WASHINGTON — Minority Leader Nancy Pelosi, D-Calif., called comments from Republicans blaming the left’s rhetoric for Wednesday’s attack on a GOP congressional baseball practice in Virginia “outrageous.” The attack wounded five, including Majority Whip Steve Scalise, R-La., who is in critical condition at a Washington hospital.
“I think the comments made by my Republican colleagues are outrageous, beneath the dignity of the jobs they hold, beneath the dignity of the respect that we would like Congress to command,” Pelosi said Thursday when asked by a reporter about the comments. “How dare they say such a thing? How dare they?”
Pelosi didn’t name anyone when condemning the remarks, but several members of Congress and conservative pundits have suggested the left should tone down its rhetoric in response to the shooting, which was carried out by a man who appears to have been angry at President Trump and Republicans. Law enforcement has still not announced his motive for the attack.
“I can only hope that the Democrats do tone down the rhetoric,” Rep. Chris Collins, R-N.Y., told a local radio station Wednesday. “The rhetoric has been outrageous. The finger-pointing, just the tone and the angst and the anger directed at Donald Trump, his supporters. Really, then, you know, some people react to things like that. They get angry as well. And then you fuel the fires.”
Most members of Congress have responded to the attack by calling for more civil dialogue across the political spectrum. And one GOP lawmaker, Rep. Mark Sanford, R-S.C., has said Trump should take some of the blame for the country’s heated rhetoric.
Collins himself backed off his initial remarks.
“I did lash out. … After, you know, the emotion of that instance wore off, an hour or two later, I looked in the mirror and said, ‘That’s not the right tone,’” the Western New York lawmaker said on CNN’s “New Day” Thursday.
He continued: “I’m willing to admit that was wrong for me to say, that would actually be going in the wrong direction, and I myself am going to try to tone down some of my rhetoric.”
Pelosi said she thinks attack ads funded by Republicans have fueled hatred and death threats against her, and she accused Republicans blaming the left for ginning up political hatred of hypocrisy.
“So this sick individual does something despicable — and it was horrible what he did, hateful — but for them to all of a sudden be sanctimonious as if they’d never seen such a thing before,” Pelosi said, trailing off.
When asked by a reporter if she believed Democrats and Republicans shared equal blame for the vitriolic tone of today’s political debate, the minority leader said no.

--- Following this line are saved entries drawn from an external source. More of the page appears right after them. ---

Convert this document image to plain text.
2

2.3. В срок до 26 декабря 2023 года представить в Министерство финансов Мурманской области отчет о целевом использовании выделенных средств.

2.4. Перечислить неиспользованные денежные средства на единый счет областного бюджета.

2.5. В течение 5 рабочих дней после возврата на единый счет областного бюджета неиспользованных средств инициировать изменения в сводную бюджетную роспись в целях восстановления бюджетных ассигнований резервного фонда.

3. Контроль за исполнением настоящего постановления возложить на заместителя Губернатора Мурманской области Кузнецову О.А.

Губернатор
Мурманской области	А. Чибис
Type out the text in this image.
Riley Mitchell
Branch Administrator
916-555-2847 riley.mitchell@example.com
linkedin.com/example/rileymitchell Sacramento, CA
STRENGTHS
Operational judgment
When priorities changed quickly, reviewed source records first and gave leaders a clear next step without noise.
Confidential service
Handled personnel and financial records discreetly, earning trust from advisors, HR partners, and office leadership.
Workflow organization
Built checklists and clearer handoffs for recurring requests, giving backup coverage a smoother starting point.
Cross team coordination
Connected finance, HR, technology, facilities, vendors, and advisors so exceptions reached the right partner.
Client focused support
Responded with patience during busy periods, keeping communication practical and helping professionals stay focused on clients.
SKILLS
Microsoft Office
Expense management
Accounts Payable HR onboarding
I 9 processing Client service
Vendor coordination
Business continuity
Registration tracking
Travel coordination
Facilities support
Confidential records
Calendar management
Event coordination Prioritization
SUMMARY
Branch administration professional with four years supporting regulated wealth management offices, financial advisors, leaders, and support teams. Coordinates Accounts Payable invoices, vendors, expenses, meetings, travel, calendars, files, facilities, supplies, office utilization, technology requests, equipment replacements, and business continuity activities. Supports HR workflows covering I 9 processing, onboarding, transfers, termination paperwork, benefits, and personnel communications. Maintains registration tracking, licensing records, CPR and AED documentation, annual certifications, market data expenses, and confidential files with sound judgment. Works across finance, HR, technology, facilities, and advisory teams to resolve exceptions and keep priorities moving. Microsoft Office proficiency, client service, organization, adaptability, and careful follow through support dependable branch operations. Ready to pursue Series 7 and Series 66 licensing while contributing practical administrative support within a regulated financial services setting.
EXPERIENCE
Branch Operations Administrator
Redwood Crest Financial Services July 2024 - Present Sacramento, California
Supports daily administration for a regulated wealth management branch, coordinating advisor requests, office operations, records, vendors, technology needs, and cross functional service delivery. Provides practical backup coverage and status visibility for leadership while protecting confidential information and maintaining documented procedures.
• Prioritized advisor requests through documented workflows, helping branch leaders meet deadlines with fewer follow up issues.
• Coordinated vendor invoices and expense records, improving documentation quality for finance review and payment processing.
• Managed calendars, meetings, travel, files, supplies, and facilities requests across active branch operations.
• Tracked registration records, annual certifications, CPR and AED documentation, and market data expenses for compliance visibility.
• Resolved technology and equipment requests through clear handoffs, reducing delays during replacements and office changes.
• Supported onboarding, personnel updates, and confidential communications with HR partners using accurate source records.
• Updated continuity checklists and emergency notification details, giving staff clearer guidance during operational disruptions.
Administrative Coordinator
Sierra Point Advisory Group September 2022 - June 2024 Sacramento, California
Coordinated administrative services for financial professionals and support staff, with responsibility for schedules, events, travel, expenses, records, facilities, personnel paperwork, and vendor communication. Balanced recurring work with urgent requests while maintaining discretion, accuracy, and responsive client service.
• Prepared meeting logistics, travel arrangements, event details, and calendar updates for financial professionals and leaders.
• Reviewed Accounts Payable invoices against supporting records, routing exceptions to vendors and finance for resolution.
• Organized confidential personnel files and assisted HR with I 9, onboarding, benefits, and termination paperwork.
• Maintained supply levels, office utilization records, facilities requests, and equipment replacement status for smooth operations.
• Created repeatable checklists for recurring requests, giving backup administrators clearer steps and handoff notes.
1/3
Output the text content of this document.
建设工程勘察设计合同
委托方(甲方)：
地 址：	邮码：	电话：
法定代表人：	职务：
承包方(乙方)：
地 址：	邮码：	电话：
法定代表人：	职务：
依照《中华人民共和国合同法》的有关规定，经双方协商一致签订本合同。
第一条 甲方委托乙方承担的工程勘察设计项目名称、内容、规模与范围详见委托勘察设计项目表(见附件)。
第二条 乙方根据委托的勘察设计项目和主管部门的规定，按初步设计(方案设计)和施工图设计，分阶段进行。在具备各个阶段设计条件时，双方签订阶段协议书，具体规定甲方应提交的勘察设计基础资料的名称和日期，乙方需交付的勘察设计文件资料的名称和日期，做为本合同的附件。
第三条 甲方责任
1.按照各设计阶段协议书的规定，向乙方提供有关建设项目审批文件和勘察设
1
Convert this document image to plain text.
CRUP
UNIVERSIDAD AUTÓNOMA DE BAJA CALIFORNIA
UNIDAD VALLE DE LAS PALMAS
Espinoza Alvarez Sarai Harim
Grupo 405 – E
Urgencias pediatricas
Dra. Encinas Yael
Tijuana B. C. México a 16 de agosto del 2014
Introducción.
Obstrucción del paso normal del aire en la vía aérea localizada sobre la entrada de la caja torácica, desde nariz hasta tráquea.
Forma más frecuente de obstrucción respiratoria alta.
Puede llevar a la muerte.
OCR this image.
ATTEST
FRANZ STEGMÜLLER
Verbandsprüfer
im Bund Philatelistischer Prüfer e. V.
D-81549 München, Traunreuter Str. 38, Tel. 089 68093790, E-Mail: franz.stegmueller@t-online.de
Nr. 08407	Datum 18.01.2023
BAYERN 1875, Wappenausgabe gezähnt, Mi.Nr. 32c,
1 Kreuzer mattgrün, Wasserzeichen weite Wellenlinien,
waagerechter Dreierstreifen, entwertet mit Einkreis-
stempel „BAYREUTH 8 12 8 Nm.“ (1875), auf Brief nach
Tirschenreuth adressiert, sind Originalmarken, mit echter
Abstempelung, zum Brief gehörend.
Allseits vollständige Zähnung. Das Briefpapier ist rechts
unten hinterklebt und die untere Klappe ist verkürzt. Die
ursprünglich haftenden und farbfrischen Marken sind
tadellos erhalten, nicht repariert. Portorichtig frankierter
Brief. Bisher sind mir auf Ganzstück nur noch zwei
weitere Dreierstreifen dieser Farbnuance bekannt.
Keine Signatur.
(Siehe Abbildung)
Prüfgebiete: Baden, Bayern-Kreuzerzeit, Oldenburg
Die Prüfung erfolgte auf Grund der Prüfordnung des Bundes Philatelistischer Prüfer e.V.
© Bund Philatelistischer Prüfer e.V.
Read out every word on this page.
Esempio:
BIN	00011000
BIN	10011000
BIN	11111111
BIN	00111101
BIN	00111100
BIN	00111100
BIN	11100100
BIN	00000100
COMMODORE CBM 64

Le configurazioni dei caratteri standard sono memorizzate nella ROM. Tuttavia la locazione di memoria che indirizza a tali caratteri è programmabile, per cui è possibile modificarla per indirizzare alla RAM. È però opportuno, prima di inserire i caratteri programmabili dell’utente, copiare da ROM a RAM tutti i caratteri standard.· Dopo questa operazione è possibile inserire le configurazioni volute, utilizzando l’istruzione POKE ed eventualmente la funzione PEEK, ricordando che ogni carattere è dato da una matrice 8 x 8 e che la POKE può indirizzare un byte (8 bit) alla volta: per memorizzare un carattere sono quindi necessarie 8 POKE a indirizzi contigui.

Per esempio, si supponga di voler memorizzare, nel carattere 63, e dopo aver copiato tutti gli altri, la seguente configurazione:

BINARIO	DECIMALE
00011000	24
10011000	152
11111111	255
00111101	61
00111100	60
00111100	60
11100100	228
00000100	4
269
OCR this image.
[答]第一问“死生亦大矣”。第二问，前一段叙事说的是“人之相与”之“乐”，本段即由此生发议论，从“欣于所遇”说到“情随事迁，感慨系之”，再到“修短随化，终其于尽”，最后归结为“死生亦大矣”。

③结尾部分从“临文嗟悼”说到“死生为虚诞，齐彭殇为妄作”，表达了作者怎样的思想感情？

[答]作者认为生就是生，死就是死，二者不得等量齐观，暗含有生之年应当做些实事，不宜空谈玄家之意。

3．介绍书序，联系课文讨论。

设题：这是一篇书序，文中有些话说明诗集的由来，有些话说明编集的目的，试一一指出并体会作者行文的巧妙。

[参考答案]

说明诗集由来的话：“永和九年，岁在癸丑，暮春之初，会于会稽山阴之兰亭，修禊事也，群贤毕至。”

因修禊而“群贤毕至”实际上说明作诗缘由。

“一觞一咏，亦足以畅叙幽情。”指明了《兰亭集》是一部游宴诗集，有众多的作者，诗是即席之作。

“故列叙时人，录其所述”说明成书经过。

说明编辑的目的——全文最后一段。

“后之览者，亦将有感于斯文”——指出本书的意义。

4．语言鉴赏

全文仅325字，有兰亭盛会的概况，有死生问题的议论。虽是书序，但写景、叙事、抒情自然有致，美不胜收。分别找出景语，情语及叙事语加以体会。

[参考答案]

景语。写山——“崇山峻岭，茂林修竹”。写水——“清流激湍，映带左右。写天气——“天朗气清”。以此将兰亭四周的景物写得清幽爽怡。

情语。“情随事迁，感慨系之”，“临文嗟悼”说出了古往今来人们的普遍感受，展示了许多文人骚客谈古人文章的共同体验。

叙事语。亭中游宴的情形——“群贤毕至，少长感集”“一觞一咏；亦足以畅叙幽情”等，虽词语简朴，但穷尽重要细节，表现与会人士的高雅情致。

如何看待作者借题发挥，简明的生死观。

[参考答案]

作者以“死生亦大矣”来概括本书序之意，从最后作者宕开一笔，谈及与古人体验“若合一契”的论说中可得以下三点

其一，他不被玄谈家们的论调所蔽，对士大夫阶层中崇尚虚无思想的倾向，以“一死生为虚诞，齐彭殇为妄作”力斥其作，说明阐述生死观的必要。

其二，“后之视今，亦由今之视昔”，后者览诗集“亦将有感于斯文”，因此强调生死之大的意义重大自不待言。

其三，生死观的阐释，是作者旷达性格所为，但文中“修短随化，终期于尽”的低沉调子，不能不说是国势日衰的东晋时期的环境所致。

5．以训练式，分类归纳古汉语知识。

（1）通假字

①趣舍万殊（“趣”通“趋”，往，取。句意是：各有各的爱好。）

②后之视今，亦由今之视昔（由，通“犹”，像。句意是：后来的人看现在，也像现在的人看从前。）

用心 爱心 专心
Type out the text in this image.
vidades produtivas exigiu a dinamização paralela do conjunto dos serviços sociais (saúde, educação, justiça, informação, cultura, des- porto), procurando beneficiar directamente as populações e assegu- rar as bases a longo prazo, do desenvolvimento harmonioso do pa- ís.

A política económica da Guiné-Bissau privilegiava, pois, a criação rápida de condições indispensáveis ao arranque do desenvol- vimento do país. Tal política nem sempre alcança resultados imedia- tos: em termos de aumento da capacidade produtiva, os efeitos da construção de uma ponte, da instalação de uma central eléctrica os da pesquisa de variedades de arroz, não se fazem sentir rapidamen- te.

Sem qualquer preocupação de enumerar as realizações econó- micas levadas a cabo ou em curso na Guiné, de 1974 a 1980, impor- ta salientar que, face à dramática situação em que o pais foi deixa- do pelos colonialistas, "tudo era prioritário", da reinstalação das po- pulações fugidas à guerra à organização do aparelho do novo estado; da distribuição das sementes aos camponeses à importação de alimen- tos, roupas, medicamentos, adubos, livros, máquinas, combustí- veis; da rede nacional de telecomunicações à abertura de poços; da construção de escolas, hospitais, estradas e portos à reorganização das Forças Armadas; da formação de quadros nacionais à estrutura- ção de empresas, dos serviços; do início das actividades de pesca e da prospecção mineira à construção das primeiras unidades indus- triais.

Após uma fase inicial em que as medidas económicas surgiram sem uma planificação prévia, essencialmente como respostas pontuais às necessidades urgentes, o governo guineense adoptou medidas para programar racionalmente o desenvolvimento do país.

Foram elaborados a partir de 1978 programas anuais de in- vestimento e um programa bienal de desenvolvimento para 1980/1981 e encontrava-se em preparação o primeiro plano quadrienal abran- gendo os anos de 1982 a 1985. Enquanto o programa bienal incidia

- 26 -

“It didn’t used to be this way,” Pelosi said. “Somewhere in the ’90s, Republicans decided on a politics of personal destruction when they went after the Clintons, and that is the provenance of it and that’s what has continued.”
Pelosi said now is not the time to point fingers, however. “But again I feel as if we’re having a family moment that is very, very serious and we’re talking about things that we can save for discussion for another day,” she said.
She also addressed concerns from some members about a lack of adequate security at large gatherings of members of Congress. She said she believes the Capitol Police should get a larger budget going forward and that congressional baseball practices should be secured from now on.